The revelation has since sent shock waves throughout the ministry, with the number of exam absentees doubling from those in 2019 where 5530 candidates missed their exams.

Officials at the ministry have attributed a majority of the cases to the effects of the Covid-19 pandemic which saw schools closed for a better part of the year 2020.

In other instances, the massive job losses and economic decline saw some parents unable to provide for their families.


The Cabinet Secretary George Magoha-led ministry is yet to account for the absenteeism that was witnessed on the October 2020 schools' partial reopening and the full opening on January 4, 2021.

The CS while announcing the results, however, downplayed the absenteeism, saying it was insignificant compared to the 1.18 million candidates who sat for the exams.

Early marriages, teenage pregnancies, deaths, sickness, and displacements by natural disasters and raids are some of the factors the ministry highlighted as a cause for the candidates missing the exams.

Basic Education Principal Secretary Julius Jwan on April 17, 2021, stated that a majority of the candidates were from pastoralist communities and girls who had either been married off or become pregnant.

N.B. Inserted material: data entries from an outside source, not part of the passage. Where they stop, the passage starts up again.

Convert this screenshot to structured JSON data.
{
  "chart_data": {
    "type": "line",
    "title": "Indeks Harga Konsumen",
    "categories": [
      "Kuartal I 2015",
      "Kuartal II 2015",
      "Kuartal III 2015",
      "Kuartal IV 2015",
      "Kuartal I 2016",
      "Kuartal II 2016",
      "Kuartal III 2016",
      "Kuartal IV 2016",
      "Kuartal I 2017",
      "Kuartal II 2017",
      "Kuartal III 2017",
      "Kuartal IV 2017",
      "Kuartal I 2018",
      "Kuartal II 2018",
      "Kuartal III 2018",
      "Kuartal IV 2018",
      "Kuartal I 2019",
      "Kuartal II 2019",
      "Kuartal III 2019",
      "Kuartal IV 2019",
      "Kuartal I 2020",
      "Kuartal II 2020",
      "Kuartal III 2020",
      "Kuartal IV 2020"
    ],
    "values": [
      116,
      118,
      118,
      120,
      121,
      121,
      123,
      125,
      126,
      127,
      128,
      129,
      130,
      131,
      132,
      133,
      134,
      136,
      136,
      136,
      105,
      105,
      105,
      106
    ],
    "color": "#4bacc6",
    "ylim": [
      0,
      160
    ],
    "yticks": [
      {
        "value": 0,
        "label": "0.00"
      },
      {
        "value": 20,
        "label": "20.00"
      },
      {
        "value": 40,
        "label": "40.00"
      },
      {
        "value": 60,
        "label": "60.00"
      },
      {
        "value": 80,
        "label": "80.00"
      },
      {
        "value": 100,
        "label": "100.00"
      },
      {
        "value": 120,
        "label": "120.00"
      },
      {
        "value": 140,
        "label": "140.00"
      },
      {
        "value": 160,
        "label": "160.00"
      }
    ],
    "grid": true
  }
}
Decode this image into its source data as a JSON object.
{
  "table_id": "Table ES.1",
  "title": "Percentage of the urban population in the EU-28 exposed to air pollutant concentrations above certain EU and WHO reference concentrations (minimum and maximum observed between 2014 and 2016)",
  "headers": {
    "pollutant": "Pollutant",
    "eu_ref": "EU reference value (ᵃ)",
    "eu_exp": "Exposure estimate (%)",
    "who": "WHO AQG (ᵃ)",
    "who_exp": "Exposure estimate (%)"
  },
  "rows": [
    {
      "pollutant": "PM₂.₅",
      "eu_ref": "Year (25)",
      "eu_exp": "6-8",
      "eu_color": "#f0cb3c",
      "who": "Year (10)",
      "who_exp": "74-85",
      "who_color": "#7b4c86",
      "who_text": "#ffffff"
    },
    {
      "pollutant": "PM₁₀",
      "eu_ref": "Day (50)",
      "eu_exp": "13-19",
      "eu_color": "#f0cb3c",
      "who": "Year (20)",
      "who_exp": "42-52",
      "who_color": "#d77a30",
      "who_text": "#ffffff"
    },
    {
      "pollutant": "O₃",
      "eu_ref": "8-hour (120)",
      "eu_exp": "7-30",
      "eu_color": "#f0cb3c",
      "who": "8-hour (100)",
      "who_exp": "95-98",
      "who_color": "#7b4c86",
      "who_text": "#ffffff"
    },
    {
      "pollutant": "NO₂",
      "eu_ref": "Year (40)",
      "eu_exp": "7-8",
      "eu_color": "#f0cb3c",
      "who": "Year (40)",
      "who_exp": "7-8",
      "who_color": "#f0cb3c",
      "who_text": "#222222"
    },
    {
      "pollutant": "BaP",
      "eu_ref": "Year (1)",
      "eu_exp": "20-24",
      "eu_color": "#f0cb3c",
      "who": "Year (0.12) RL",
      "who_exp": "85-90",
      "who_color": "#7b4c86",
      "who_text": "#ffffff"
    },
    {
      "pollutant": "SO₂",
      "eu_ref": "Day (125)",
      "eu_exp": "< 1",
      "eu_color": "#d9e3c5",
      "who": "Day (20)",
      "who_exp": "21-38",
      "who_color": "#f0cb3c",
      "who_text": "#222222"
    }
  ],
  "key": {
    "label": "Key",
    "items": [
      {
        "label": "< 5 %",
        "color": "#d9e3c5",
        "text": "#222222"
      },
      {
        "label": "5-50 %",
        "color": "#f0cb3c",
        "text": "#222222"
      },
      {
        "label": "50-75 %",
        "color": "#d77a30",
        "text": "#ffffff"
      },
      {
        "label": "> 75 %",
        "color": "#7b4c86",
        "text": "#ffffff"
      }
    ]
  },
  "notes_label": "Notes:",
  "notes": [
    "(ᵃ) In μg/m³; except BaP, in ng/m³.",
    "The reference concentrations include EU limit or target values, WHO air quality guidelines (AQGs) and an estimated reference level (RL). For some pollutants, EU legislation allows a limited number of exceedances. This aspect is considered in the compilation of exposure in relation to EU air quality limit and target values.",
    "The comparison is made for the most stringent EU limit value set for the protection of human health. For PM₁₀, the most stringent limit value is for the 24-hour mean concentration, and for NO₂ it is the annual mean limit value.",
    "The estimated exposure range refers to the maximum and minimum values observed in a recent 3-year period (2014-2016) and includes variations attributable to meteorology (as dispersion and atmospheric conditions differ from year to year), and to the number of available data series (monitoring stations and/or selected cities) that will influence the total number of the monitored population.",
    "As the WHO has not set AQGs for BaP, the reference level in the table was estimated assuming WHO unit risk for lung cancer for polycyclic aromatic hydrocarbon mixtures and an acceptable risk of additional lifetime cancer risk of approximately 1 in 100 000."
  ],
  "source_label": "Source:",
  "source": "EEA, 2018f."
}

Thousands of candidates missed the exams despite the government's efforts to ensure all of them sat for the tests. Education officials and police delivered examination papers to hospitals and police cells to ensure candidates did the exams.

The ministry has since indicated that 80 percent of the absentees refused to go back to school while the other 20 percent could not be traced as they had relocated.

All the 1.18 million candidates who sat for the 2020 KCPE exams will be absorbed into secondary schools.